Notre rapport à l’Afrique subsaharienne et la connaissance que nous en avons sont à la fois anciens et récents. Par la force de la proximité temporelle, et de la contemporaneité actuelle, c’est le récent qui l’emporte, et encore. Sur un peu plus de dix siècles, au moins, cette disparité au niveau de l’intérêt cognitif, voire d’une certaine familiarité, n’est pas inscrite dans l’Histoire et dans notre mémoire collective.
Bien que l’Afrique ait sa propre histoire, pour la simple raison qu’elle a existé avant nous, donc sans nous. Une affirmation que le plus brillant des intellectuels africanistes, le Sénégalais Léopold Sédar Senghor, trouverait d’une évidence désarmante. Lui qui nous assurait, avec force arguments archéologiques et paléoanthropologiques, que le Continent noir est le berceau de l’humanité et la terre première de l’humanoïde bipède. Le dossier que nous vous proposons dans ce numéro de Zamane nous renseigne sur l’ancien, de manière précise et documentée, et sur le récent, agrémenté de quelques commentaires biens sentis. Dans ce préambule rapide, nous avons préféré sacrifier au plus ou moins récent. Il n’ y a pas besoin de recourir à un sondage d’opinion pour évaluer notre degré de curiosité quant à notre histoire commune avec l’Afrique. On peut avancer, même empiriquement, que parmi l’élite, peu savent que le Maroc était un pays du Sahel, qu’il était profondément impliqué dans l’événementiel historique de celui-ci, et que toutes les dynasties successives qui ont régné à partir de Marrakech, de Rabat, de Fès ou de Meknès sont venues de ces profondeurs africaines.

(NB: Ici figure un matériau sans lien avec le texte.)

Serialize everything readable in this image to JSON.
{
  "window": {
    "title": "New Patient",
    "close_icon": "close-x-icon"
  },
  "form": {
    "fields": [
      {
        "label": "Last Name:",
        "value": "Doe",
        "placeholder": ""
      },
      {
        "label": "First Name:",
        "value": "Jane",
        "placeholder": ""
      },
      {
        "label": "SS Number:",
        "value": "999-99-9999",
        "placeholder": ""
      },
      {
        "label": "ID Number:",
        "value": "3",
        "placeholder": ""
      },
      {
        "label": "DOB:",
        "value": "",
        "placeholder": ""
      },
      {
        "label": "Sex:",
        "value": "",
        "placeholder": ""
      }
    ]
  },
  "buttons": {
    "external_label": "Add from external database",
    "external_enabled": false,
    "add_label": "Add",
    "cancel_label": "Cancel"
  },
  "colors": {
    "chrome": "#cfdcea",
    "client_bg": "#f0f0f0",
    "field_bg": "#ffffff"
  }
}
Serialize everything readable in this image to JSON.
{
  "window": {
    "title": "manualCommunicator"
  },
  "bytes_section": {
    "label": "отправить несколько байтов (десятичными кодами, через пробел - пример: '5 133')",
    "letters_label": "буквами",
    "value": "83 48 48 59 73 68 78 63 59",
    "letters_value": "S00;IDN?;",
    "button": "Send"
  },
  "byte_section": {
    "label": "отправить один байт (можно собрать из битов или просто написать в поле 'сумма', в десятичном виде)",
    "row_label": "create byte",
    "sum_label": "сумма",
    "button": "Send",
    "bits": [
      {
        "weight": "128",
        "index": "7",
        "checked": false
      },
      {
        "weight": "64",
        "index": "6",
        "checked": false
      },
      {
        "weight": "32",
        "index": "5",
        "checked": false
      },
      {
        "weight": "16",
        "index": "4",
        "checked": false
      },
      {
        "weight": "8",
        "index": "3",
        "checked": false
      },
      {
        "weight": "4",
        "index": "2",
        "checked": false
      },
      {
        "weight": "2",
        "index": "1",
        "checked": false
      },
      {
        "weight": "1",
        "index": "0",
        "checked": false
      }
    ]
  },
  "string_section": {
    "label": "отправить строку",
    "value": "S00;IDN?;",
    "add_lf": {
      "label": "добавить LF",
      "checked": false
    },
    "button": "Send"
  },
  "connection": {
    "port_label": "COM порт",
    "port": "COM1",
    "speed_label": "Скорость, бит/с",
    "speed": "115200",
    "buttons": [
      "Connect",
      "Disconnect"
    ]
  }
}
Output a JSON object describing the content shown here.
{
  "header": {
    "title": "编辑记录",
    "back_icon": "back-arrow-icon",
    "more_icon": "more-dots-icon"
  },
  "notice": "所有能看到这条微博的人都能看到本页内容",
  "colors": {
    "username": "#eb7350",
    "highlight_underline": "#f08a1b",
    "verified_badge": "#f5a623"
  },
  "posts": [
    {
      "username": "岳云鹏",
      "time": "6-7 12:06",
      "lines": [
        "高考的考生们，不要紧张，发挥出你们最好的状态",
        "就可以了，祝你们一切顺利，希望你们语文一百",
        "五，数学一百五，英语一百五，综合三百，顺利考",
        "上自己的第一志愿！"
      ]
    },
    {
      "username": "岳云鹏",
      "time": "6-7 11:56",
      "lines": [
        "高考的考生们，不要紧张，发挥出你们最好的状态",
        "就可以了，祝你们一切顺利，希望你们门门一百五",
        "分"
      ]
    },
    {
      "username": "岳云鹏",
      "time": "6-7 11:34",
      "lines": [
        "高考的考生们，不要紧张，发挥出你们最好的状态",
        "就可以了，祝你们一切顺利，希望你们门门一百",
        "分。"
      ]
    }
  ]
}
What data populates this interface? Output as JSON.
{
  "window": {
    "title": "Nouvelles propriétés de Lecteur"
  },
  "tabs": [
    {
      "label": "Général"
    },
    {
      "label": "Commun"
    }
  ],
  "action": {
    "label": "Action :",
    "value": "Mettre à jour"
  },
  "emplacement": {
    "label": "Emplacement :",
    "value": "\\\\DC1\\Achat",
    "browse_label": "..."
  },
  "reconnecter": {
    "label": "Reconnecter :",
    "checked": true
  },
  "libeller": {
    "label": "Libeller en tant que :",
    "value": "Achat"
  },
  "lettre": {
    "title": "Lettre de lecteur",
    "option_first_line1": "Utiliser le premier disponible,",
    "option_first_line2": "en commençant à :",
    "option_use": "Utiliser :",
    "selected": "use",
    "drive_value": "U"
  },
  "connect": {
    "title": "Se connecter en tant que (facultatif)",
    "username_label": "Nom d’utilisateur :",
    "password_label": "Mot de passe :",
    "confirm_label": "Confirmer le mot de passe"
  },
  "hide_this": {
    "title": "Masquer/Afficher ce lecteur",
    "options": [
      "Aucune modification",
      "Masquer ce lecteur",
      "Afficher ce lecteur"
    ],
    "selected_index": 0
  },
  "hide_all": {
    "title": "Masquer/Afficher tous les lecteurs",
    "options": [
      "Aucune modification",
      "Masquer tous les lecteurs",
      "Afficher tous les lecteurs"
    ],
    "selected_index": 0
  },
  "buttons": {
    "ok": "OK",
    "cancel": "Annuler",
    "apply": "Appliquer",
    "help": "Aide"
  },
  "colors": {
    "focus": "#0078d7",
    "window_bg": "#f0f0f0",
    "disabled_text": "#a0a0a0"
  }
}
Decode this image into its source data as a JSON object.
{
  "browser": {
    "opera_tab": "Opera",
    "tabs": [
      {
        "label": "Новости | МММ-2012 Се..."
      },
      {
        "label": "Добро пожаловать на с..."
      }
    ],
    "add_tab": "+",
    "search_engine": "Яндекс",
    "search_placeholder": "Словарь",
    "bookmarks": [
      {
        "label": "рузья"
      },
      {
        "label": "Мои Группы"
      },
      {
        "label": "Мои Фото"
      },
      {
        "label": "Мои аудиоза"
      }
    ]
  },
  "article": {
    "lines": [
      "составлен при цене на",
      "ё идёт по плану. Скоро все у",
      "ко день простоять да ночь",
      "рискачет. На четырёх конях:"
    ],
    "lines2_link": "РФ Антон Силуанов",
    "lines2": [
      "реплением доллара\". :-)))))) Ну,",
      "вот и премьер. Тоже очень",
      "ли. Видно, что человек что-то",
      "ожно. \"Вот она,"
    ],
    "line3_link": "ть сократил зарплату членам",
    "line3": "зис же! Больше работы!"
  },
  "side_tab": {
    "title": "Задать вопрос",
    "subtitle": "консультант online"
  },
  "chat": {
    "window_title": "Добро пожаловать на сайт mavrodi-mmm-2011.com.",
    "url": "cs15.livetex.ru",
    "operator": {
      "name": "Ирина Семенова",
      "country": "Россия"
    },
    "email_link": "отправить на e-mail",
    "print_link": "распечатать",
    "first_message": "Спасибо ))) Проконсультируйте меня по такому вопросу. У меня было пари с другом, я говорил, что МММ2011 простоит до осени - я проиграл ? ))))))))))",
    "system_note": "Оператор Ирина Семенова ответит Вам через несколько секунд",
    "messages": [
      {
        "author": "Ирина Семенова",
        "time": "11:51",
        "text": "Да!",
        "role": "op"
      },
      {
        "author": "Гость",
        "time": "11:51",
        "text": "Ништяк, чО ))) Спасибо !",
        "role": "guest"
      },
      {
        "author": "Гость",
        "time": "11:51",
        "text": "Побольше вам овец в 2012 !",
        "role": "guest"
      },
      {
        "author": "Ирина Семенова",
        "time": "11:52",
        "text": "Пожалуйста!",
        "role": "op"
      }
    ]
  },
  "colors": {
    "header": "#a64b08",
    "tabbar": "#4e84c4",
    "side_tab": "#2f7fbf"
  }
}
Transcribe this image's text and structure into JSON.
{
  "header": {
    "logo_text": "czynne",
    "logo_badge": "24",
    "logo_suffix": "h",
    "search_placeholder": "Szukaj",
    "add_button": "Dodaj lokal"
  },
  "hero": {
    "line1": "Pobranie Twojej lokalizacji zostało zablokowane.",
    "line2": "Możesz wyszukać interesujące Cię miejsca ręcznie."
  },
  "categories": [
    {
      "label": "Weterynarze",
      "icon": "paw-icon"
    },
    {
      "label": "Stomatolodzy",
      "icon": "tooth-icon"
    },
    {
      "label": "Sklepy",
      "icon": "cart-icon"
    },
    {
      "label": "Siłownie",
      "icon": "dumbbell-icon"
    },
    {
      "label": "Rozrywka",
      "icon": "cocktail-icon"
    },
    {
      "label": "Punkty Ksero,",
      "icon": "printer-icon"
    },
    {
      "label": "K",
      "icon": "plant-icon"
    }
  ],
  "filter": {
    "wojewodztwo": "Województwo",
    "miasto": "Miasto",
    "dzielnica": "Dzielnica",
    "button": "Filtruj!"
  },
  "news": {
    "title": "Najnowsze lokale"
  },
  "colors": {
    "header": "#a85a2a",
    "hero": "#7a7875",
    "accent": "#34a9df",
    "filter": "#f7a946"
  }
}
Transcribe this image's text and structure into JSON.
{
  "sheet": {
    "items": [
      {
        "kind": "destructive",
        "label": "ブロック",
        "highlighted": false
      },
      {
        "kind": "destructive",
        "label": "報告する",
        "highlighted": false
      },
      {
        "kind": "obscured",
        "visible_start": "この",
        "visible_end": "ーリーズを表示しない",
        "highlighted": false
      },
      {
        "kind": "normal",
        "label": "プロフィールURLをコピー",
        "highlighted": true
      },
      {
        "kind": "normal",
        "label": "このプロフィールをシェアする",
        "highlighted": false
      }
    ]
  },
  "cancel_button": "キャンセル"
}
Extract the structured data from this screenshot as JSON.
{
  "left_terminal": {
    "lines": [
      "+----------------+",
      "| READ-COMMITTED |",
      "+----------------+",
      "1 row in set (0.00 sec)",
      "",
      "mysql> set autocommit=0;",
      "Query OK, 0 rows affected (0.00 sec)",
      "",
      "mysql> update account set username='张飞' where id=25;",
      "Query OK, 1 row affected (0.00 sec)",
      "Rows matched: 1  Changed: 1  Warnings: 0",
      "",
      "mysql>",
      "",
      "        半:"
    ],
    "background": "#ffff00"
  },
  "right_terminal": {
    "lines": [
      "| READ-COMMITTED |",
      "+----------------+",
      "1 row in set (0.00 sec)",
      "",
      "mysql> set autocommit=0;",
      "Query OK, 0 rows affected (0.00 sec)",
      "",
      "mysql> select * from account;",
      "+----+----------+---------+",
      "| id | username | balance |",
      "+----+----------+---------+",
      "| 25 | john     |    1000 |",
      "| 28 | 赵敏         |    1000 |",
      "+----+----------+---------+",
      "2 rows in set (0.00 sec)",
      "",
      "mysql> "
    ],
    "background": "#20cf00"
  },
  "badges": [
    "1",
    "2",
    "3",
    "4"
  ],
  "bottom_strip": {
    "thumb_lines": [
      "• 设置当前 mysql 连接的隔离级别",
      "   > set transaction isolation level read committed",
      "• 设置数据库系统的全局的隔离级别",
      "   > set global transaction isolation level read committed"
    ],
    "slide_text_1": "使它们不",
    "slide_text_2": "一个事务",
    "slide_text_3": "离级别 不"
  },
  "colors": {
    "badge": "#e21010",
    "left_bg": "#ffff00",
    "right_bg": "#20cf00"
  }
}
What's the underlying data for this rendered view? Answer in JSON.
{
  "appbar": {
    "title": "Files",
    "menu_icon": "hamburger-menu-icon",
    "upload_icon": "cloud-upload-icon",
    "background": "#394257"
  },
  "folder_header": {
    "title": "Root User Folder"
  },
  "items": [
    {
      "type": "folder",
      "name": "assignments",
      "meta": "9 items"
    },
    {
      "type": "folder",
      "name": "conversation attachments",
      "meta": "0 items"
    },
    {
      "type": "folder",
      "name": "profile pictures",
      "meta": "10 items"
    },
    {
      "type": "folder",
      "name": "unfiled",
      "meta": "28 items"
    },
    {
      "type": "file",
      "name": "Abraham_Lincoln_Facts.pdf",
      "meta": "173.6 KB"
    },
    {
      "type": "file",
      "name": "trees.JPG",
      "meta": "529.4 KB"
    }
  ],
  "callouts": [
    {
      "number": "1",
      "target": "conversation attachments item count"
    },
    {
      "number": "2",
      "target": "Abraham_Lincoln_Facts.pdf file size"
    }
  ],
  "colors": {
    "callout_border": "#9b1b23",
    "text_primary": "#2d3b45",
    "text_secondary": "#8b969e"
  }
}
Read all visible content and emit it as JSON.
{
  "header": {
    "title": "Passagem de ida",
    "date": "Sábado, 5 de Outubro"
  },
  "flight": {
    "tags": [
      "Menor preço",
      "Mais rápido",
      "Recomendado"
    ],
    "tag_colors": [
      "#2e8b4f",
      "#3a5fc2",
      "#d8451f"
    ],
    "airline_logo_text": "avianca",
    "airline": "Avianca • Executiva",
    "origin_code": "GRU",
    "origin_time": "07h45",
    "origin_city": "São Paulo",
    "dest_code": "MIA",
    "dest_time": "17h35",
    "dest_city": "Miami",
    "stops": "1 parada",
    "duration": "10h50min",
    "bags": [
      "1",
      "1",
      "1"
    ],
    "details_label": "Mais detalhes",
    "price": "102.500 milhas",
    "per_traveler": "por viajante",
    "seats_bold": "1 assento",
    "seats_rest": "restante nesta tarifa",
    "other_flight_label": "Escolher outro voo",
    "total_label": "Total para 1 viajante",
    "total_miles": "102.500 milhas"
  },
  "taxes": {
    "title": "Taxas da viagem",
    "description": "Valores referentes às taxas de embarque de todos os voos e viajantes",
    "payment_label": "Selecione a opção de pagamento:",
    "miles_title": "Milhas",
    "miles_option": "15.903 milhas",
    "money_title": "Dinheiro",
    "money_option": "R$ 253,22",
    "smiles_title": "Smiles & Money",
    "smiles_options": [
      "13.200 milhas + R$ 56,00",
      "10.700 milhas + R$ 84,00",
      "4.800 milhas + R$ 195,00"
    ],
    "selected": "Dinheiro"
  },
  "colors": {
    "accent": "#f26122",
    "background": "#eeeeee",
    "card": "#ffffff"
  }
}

Pour ne s’en tenir qu’au Sahara, dans son immensité géographique, celui-ci n’est pas seulement la continuité naturelle d’un territoire, mais une partie intégrante d’une histoire, la nôtre. Aussi vrai que le Sahel lui-même, dans sa lisière à perte de vue, n’a jamais été une frontière dans notre historicité. Mais juste un passage dans une sorte d’autoroute caravanière, culturelle et politique, qui conduit des confins de l’Ouest africain, avec des bifurcations sur tout le Maghreb extrême, jusqu’aux portes de l’Europe et au-delà, jusqu’en Andalousie. Dans cet immense ensemble d’échanges de biens, particulièrement de l’or et du sel, et de traite des Noirs, le Maroc faisait figure de plaque tournante.
C’est avec l’éclatement de la question du Sahara qu’il y a eu un certain regain d’intérêt pour notre histoire africaine. Cette actualité, qui a pris quelques rides après trente-cinq années de confrontations militaire et diplomatique, nous a obligé à revisiter et relancer notre politique africaine. On s’est rappelé la belle époque du congrès constitutif de l’OUA (l’Organisation de l’unité africaine) qui s’est tenu chez nous, à Casablanca, en 1960. C’était les temps glorieux de la décolonisation. Et des effets néfastes du principe de bombe à retardement, appelé « intangibilité des frontières » héritées de la colonisation. Ce sera la cause principale de toutes les guerres post-coloniales, horriblement meurtrières et répétitives qu’aura connues l’Afrique, à ce jour. Nous en avons eu notre part avec l’affaire du Sahara. Depuis que nous avons quitté l’OUA, en 1984, pour nous, la carte de l’Afrique a reçu une bonne dose de simplification. Il y a ceux qui reconnaissent la marocanité du Sahara et ceux qui la nient, avec une certaine préférence pour les petro-dollars algériens.
Pendant des années, notre diplomatie s’est montrée timorée, sur la défensive, plutôt qu’entreprenante et agressive. Résultat, nous avions quasiment quitté l’Afrique. Mais l’Afrique ne nous a jamais quittés. On y est revenu par le bilatéral, par-delà la défunte OUA d’Edem Kodjo, dévoyée et qui s’est finalement éteinte à petit feu ; et au-delà de l’Union africaine (UA) de Kadhafi et de quelques autres, plus caricaturale et plus virtuelle que réelle. Au final et au fil des siècles, à aujourd’hui, il est apparu impossible de déposséder le Maroc de son identité africaine, ni de sa profondeur sahélienne. Le Sahara, que nous voulons un pont vers le Maghreb, est déjà un balcon sur l’espace africain.